With the pandemic's impact waning, mall traffic has rebounded significantly. However, given the convenience of online shopping, it is likely to continue being a popular choice among consumers. Consequently, this might impact the market share for brick-and-mortar stores and hurt the demand for KIM’s properties.
Higher interest rates might increase Kimco's borrowing costs, affecting its ability to purchase or develop real estate. Further, the dividend payout might become less attractive than the yields on fixed-income and money market accounts.
Shares of this Zacks Rank #3 (Hold) company have lost 14.4% in the past three months, wider than the industry’s decline of 6.7%. The Zacks Consensus Estimate for Kimco’s first-quarter 2023 funds from operations per share has remained unchanged at 39 cents over the past two months.

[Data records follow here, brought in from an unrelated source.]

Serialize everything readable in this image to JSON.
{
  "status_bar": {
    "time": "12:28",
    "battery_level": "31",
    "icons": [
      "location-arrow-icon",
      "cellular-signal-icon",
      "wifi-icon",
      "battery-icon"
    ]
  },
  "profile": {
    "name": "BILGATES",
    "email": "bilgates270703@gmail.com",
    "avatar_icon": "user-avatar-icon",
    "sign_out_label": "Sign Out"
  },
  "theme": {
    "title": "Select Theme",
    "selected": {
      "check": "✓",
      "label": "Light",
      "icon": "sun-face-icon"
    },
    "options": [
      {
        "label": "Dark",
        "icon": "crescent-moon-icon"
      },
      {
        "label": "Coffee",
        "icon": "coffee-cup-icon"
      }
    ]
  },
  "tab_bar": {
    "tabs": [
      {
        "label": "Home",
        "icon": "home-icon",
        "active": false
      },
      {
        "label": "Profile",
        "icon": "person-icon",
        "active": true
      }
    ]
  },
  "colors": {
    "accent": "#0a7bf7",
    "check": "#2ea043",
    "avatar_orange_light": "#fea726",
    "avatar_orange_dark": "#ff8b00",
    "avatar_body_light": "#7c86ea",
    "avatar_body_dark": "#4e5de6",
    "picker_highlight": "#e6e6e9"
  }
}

Image Source: Zacks Investment Research
Stocks to Consider
Some better-ranked stocks from the retail REIT sector are Federal Realty Investment Trust (FRT - Free Report) and Essential Properties Realty Trust (EPRT - Free Report) , each carrying a Zacks Rank #2 (Buy) at present. You can see the complete list of today’s Zacks #1 Rank (Strong Buy) stocks here.
The Zacks Consensus Estimate for Federal Realty’s ongoing year’s FFO per share has been revised 2 cents upward over the past week to $6.45.
The Zacks Consensus Estimate for Essential Properties Realty’s 2023 FFO per share has been revised a cent upward over the past month to $1.64.
Note: Anything related to earnings presented in this write-up represent funds from operations (FFO) — a widely used metric to gauge the performance of REITs.